Morgen, 11 oktober, zit de regering van
premier Charles Michel precies een jaar in het zadel. Kamikazecoalitie, zo werd
gezegd in de aanloop naar de regeringsvorming. Minderheid in Wallonië, dat leek
op politieke zelfmoord van de MR. Drie behoorlijk eensgezinde Vlaamse partijen,
kon je toen op een veilige afstand waarnemen. In de praktijk was de MR nooit eerder
zo populair in haar kiesgebied en kibbelen N-VA, CD&V en Open VLD dat het
een lieve lust is. Noem een beleidsdomein dat recent aan bod kwam en er werd over geruzied.
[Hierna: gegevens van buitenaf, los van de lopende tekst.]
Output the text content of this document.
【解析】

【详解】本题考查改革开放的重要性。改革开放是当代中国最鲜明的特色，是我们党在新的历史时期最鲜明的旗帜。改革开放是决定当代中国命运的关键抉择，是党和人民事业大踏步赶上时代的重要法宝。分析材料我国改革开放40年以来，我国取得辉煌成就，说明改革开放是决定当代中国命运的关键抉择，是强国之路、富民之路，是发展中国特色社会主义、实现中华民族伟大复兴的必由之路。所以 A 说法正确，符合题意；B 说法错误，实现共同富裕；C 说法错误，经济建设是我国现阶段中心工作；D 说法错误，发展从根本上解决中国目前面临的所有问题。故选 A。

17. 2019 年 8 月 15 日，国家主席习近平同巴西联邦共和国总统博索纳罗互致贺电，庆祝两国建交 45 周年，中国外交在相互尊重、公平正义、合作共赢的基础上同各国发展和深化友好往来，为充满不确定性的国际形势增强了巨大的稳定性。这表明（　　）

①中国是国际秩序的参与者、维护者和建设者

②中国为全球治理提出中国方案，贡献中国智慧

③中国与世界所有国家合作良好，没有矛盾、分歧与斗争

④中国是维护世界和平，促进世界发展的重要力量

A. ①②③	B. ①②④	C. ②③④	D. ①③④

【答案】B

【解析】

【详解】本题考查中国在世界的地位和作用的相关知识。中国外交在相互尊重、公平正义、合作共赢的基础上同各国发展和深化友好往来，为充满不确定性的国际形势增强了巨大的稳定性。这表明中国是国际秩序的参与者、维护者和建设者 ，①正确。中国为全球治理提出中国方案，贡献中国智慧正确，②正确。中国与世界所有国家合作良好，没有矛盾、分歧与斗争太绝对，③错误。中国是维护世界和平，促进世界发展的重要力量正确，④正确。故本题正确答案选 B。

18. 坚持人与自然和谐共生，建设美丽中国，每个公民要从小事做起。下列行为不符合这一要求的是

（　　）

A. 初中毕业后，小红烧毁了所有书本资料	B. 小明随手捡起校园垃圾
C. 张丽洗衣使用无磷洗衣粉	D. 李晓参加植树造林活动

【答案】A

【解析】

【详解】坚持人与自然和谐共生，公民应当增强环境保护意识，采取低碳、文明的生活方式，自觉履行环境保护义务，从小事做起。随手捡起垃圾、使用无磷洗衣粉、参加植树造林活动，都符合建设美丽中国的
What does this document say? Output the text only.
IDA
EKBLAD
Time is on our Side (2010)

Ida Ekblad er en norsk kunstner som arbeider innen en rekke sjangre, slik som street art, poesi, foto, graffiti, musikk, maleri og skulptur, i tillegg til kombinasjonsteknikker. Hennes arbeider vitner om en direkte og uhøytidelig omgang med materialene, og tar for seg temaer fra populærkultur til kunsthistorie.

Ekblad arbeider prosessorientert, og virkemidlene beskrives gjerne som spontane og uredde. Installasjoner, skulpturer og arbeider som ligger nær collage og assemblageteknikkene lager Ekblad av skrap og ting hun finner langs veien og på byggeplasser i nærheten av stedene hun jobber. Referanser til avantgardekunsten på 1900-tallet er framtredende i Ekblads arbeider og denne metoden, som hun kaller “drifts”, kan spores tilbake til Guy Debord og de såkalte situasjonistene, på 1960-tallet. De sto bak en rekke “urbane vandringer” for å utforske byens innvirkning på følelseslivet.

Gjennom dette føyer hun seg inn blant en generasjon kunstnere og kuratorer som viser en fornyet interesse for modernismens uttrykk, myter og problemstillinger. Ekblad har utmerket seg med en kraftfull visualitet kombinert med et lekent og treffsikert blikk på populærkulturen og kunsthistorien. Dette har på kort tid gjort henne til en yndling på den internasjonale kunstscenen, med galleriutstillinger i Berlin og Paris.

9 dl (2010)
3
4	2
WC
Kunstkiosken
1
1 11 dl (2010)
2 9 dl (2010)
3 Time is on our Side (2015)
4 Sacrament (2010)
In een coalitie
waarvan de grootste partij met de slogan ‘Kracht van verandering’ scoorde, is politique politicienne minstens even
sterk aanwezig als in alle voorgaande regeringen die ik me bewust herinner, en
dat zijn er nogal wat sinds halfweg de jaren zeventig.

Als er iets opvalt, dan is het niet dat
er zo véél veranderd is, maar zo wéinig. Natuurlijk worden er andere accenten
gelegd: we zijn van het centrum naar centrumrechts gegaan, een afstand
die al bij al niet zó groot is. Die regering-Di Rupo was heus geen marxistisch
gezelschap, anders zou kingmaker De
Wever nooit christendemocraten en liberalen getolereerd hebben in de huidige
regering, als gewezen slippendragers van de ‘linkse kerk’.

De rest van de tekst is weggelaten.